By Tom Still
MADISON – Attorney Joe Hildebrandt has been a part of many deals connecting promising young Wisconsin companies with investors, some close at home and others in the financial centers of the nation’s East and West Coasts. Over the years, Hildebrandt told a legislative committee last week, he’s battled the notion that Wisconsin is a “flyover state” that neither wants nor welcomes investors.
Lately, Hildebrandt is happy to report, there’s a change of attitude among those investors. They’re taking Wisconsin a bit more seriously.
“A large part of that is perception versus reality. Act 255 has been a major change from that perception,” Hildebrandt said.
Wisconsin Act 255 is the statutory name for a series of changes, passed by the Legislature and signed into law by Gov. Jim Doyle, aimed at leveraging start-up companies by using investor tax credits and targeted state and private programs.
With provisions that took effect mostly this year, Act 255 has been a model for state government in the area of economic development. It was written and passed with bipartisan support. It is leveraging private investment and action through public policy – in full realization that results may not be fully apparent for years.
Perhaps most important, it has highlighted and reinforced a dramatic change in how state government is approaching economic development. Act 255 has underscored the state’s commitment to growing the economy from the ground up, rather than relying purely on chasing smokestacks that may no longer be there.
The act does so through a mix of strategies. About $65 million in tax credits over 10 years will encourage angel investors and venture capitalists to invest more in Wisconsin. Technology grant and loan programs have been refocused by the state Department of Commerce. The Wisconsin Angel Network is serving groups of angel investors, and the Wisconsin Entrepreneurs’ Network is coaching young businesses.
The thrust of Act 255 is consistent with other major initiatives in the technology development arena. For example, the Wisconsin Technology Council produces the statewide Governor’s Business Plan Contest, the Wisconsin Entrepreneurs’ Conference, the upcoming Wisconsin Early Stage Symposium (Oct. 19-20) and events through the Wisconsin Innovation Network. In each case, the emphasis is placed on helping early-stage companies and entrepreneurs.
One consequence of Act 255 is better coordination of early-stage resources. For example, the creation of the Wisconsin Angel Network has enhanced communication among angel networks and led to development of an online inventory of early-stage companies, which appears to be the first of its kind in the nation.
More angel deals may be the best way to attract more venture capital. For years, Wisconsin has wondered why it has not lured more out-of-state venture capital. One reason is that those investors have not always found the fully-formed deals that they wanted to find. By helping angel networks finds deals in the state, Wisconsin is planting the seeds for tomorrow’s venture investment.
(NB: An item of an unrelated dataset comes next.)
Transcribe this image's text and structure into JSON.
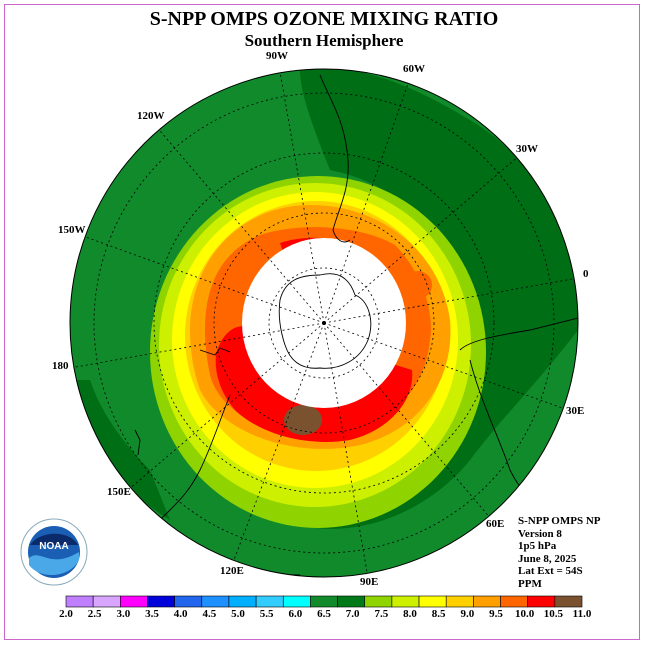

This is not to say Wisconsin should abandon efforts to attract business from outside its borders. On the contrary, Wisconsin should be far more aggressive at doing so – perhaps emphasizing efforts to pursue investors and the kind of talent that can take young companies to the next step. Wisconsin must leverage the strengths of the “I-Q Corridor,” which stretches from Chicago to the Twin Cities, encompassing most of Wisconsin in between, and think about selling ourselves to the world as a region.
The world has changed. Nations such as China and India are economic powers in ascendance. We cannot compete with them on labor costs, but we can compete through ideas, innovation, intellectual property, investment and interstate cooperation – the “Is” of the I-Q Corridor. And we can do so while offering quality of life, environment, education and workforce.
Like many laws, Act 255 isn’t perfect. Still to come are changes in state securities laws that would remove penalties on investors, such as the onerous “wage lien law” that make investors liable for lost wages on companies that fail. As Madison banker Terry Grosenheider told committee chairman Ted Kanavas, the hard-charging Republican senator from Waukesha County, it’s easier to gamble in Wisconsin than it is to invest in a start-up company.
Act 255 is focused on building Wisconsin from within so it can compete far outside its borders. As the perception changes, so will the reality.